Scale invariance and viscosity of a two-dimensional Fermi gas

TL;DR

This study explores the collective excitations and viscosity of a two-dimensional Fermi gas, revealing a scaling symmetry and providing insights into its dynamical behavior across different regimes.

Contribution

It demonstrates the presence of a dynamical SO(2,1) scaling symmetry and measures the shear viscosity's temperature dependence in a 2D Fermi gas.

Findings

Breathing mode frequency is twice the dipole mode frequency across various conditions.

Breathing mode remains undamped, indicating a scaling symmetry.

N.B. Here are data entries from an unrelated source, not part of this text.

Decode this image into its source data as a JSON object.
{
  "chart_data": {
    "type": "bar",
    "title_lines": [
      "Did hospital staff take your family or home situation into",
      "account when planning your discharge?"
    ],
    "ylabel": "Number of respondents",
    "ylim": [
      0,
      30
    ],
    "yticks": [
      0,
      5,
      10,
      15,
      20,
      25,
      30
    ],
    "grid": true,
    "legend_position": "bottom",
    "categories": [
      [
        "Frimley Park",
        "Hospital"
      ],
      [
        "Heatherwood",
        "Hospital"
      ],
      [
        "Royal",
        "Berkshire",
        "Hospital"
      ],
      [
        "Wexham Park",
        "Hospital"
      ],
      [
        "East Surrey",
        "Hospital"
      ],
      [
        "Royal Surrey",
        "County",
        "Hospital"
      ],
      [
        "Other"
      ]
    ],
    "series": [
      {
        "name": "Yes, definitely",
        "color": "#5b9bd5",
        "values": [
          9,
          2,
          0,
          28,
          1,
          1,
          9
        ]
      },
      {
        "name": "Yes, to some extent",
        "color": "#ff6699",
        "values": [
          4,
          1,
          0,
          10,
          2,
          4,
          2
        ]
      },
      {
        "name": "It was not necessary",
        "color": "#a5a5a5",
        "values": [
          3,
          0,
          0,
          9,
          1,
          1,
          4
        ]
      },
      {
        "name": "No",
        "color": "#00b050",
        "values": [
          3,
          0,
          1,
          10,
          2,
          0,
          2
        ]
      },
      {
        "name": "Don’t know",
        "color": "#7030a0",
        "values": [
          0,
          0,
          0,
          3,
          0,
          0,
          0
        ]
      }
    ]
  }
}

Shear viscosity varies with temperature, affecting collective excitations.

Abstract

We investigate the collective excitations of a harmonically trapped two-dimensional Fermi gas from the collisionless (zero sound) to the hydrodynamic (first sound) regime. The breathing mode, which is sensitive to the equation of state, is observed at a frequency two times the dipole mode frequency for a large range of interaction strengths and temperatures, and the amplitude of the breathing mode is undamped. This provides evidence for a dynamical SO(2,1) scaling symmetry of the two-dimensional Fermi gas. Moreover, we investigate the quadrupole mode to measure the shear viscosity of the two-dimensional gas and study its temperature dependence.